This evening's lecture at the garden club was by a National Collection holder of Agapanthus, Nerine, and Tuhlbagia (and Clivia, but he didn't talk about them, which was a pity, but you can't cover everything in one evening). It was a very good and instructive talk, and by the end of it I had learned several things that might explain why some of my plants were doing or not doing various things.
I was pleased to discover that I had pretty much worked out the correct principles of growing Agapanthus in pots from experience, including the point that while young plants flower earlier if moderately pot bound, mature plants do not flower well once their roots are completely congested in their pot. The collection holder's rule of thumb was to move them on to a larger pot every two years until they were in as large a pot as you could handle, at which point you split them and started again, which is the answer I eventually came to. I had to smile inwardly at the question from the audience as to whether you really chopped them up or teased the roots apart, as I should like to see anyone tease the root ball of a thoroughly pot bound clump of Agapanthus apart.
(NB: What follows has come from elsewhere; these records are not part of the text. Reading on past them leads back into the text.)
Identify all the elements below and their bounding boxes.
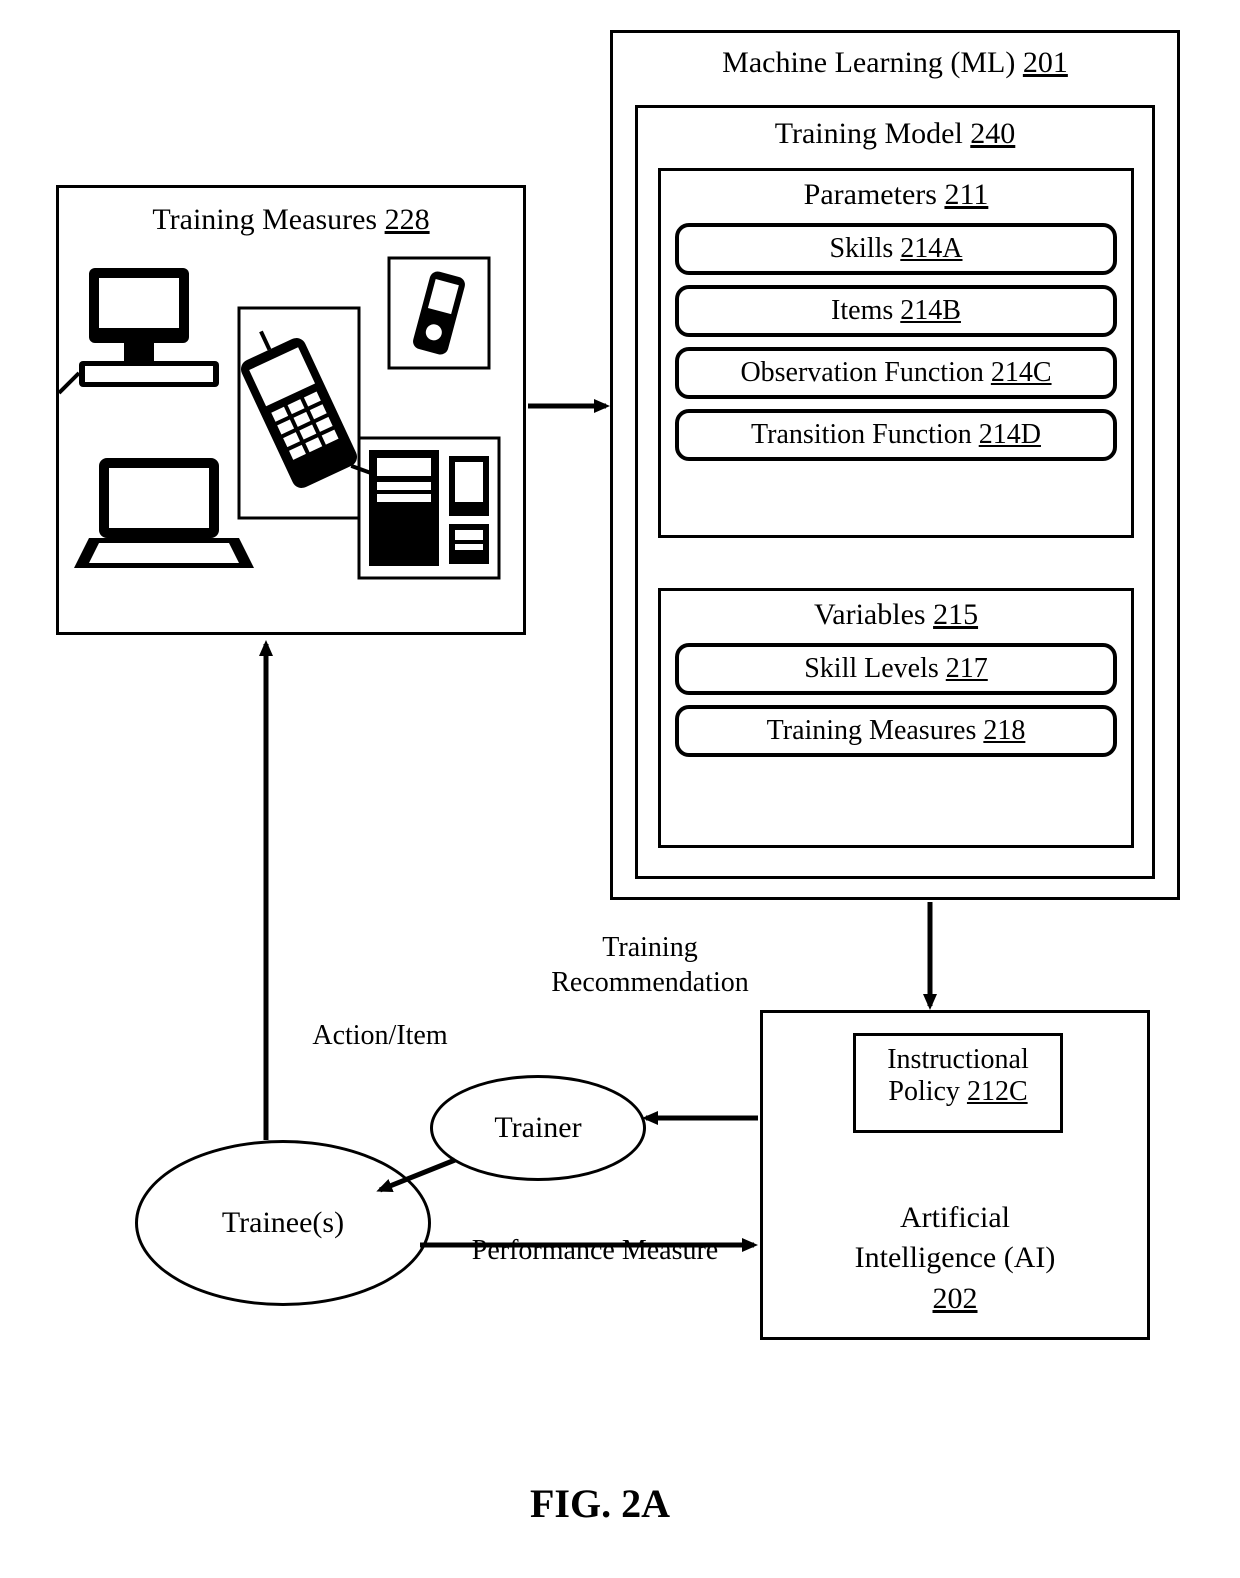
arrow-trainer-to-trainee bbox=[380, 1160, 455, 1190]
arrows-svg bbox=[0, 0, 1240, 1578]
diagram-canvas: Training Measures 228 bbox=[0, 0, 1240, 1578]
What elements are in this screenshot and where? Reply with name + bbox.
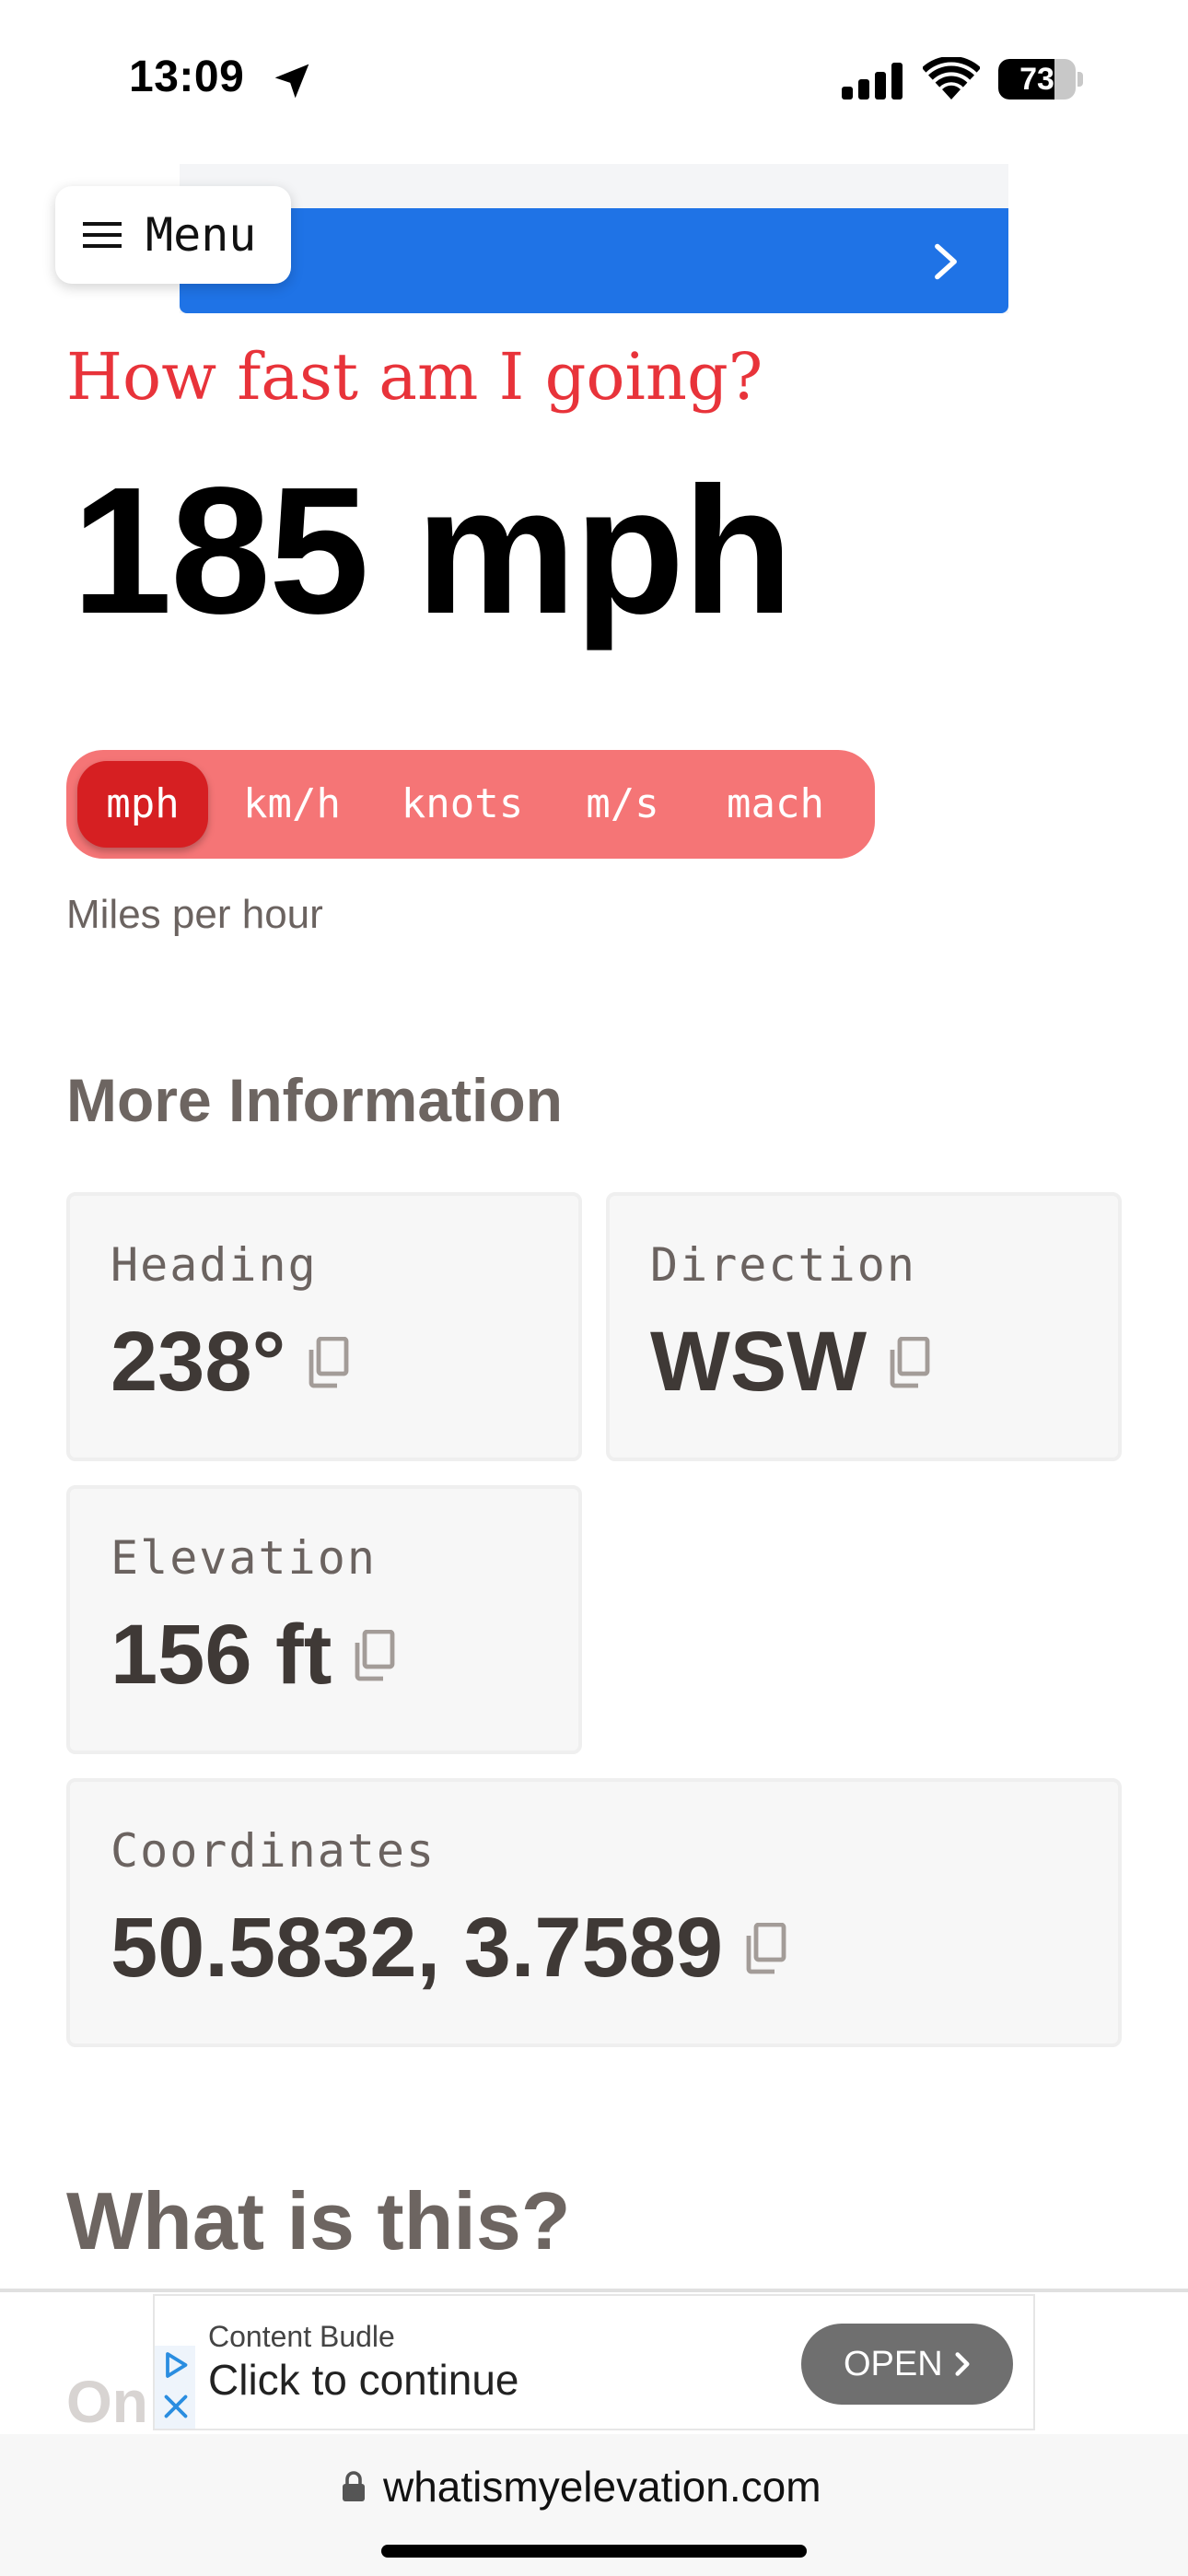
location-arrow-icon	[274, 64, 309, 99]
chevron-right-icon	[955, 2352, 970, 2376]
heading-value: 238°	[111, 1315, 286, 1409]
page-title: How fast am I going?	[66, 339, 763, 415]
elevation-label: Elevation	[111, 1531, 377, 1585]
wifi-icon	[923, 57, 980, 100]
ad-close-icon[interactable]	[162, 2392, 190, 2421]
coordinates-value: 50.5832, 3.7589	[111, 1901, 724, 1995]
elevation-value-row: 156 ft	[111, 1612, 396, 1697]
hamburger-icon	[83, 222, 122, 248]
bottom-banner-ad[interactable]: Content Budle Click to continue OPEN	[153, 2294, 1035, 2430]
status-time: 13:09	[129, 53, 245, 101]
direction-value-row: WSW	[650, 1319, 931, 1404]
menu-button[interactable]: Menu	[55, 186, 291, 284]
unit-description: Miles per hour	[66, 892, 323, 937]
menu-label: Menu	[146, 208, 257, 262]
copy-icon[interactable]	[887, 1336, 931, 1388]
home-indicator[interactable]	[381, 2545, 807, 2558]
elevation-value: 156 ft	[111, 1608, 332, 1702]
heading-card: Heading 238°	[66, 1192, 582, 1461]
more-information-heading: More Information	[66, 1066, 563, 1134]
ad-play-icon	[166, 2352, 188, 2378]
coordinates-value-row: 50.5832, 3.7589	[111, 1905, 787, 1990]
adchoices-icon[interactable]	[155, 2346, 195, 2429]
top-banner-ad[interactable]: en	[180, 164, 1008, 313]
url-text[interactable]: whatismyelevation.com	[383, 2462, 821, 2512]
direction-label: Direction	[650, 1238, 916, 1292]
unit-ms[interactable]: m/s	[564, 761, 681, 848]
speed-value: 185 mph	[72, 450, 793, 651]
partial-text: On	[66, 2369, 148, 2435]
ad-open-label: OPEN	[844, 2345, 943, 2383]
ad-brand: Content Budle	[208, 2320, 395, 2353]
coordinates-card: Coordinates 50.5832, 3.7589	[66, 1778, 1122, 2047]
unit-mach[interactable]: mach	[702, 761, 849, 848]
unit-kmh[interactable]: km/h	[223, 761, 361, 848]
unit-selector: mph km/h knots m/s mach	[66, 750, 875, 859]
copy-icon[interactable]	[306, 1336, 350, 1388]
coordinates-label: Coordinates	[111, 1824, 437, 1878]
browser-url-bar[interactable]: whatismyelevation.com	[0, 2434, 1188, 2576]
heading-label: Heading	[111, 1238, 318, 1292]
copy-icon[interactable]	[743, 1922, 787, 1974]
elevation-card: Elevation 156 ft	[66, 1485, 582, 1754]
battery-percent: 73	[1019, 62, 1054, 97]
chevron-right-icon	[935, 243, 957, 280]
direction-value: WSW	[650, 1315, 868, 1409]
direction-card: Direction WSW	[606, 1192, 1122, 1461]
ad-cta-text[interactable]: Click to continue	[208, 2355, 519, 2405]
what-is-this-heading: What is this?	[66, 2175, 571, 2266]
unit-knots[interactable]: knots	[379, 761, 545, 848]
unit-mph[interactable]: mph	[77, 761, 208, 848]
copy-icon[interactable]	[352, 1629, 396, 1681]
signal-icon	[842, 63, 903, 100]
heading-value-row: 238°	[111, 1319, 350, 1404]
ad-open-button[interactable]: OPEN	[801, 2324, 1013, 2405]
lock-icon	[343, 2471, 365, 2501]
battery-icon: 73	[998, 59, 1083, 100]
top-ad-bar[interactable]: en	[180, 208, 1008, 313]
I blunted a bread knife sawing mine up, and tonight's speaker produced an array of the knives he uses for the task, the largest of which was a full-blown cleaver.
I had not thought of leaving the chopped up root ball exposed to the air for twenty four hours to callus over before potting the pieces, to reduce the chance of it rotting. On the other hand I had discovered empirically that you could divide evergreen Agapanthus in the autumn. During the talk we were told to do it in the spring, but chatting to the grower afterwards he said that of course on the nursery they split plants throughout the year to keep up with demand. I had got my winter watering regime pretty much spot on, which is to keep them dry in the coldest months when they are not growing at all. Where I fell down totally was on feeding. It turns out that Agapanthus like their feed to be phenomenally high in phosphate. Tomato food, said the lecturer, did not have the right mix of the main nutrients, let alone the necessary trace elements, and was really designed for annual crops (like tomatoes) rather than long term projects like potted Agapanthus.
Nerine are one of my gardening bugbears. The hardy outdoor form, Nerine bowdenii, almost never flowers for me despite being on well drained soil in sunny parts of the garden, while the tender varieties leave me anxious about when I am supposed to water them and when I should withhold water, so that they end up scarcely getting watered at all, and barely surviving in their pots. Following the talk I suspect that my problem with the hardy ones is that I don't feed them enough and that I have tried to cram them into areas where there are already so many other plants that they get shaded. I am on the right track now with the watering regime for my pots of tender varieties, but ought to feed them.
The hybrid between Nerine and Amaryllis belladonna sounded very promising, with flowers like Nerine only bigger on taller stalks, and a reasonable degree of hardiness inherited from the Nerine side of the family. On the other hand the question of why my non-flowering Amaryllis belladonna only flowered about one year in four remained unanswered, because apparently Amaryllis are notoriously fickle and even the experts don't agree on how to get them to flower. Some say to give more water while others say to give less. At any rate it is not a simple question of correct feeding. A bulb merchant in the audience had a theory that the flower buds of Amaryllis grown in the open ground could be vulnerable to frost, which sounded as good as any other theory, though it would not explain why my Amaryllis never flowered when it was in its pot, which is how it came to be planted out in the open ground in the first place.
Something I would never have guessed was that big mature clumps of Tulbaghia tend not to produce many flowers, so instead of merely moving my overcrowded plant into an even bigger pot I ought to cut the root ball up into halves or quarters and pot each of them individually. I should do that in the spring, however.
I was so inspired by the end of it that I bought three pots of specially formulated food, blue for Agapanthus, pink for Nerine and yellow for Clivia. Apparently there is still time to give the Agapanthus one feed before putting them away for the winter.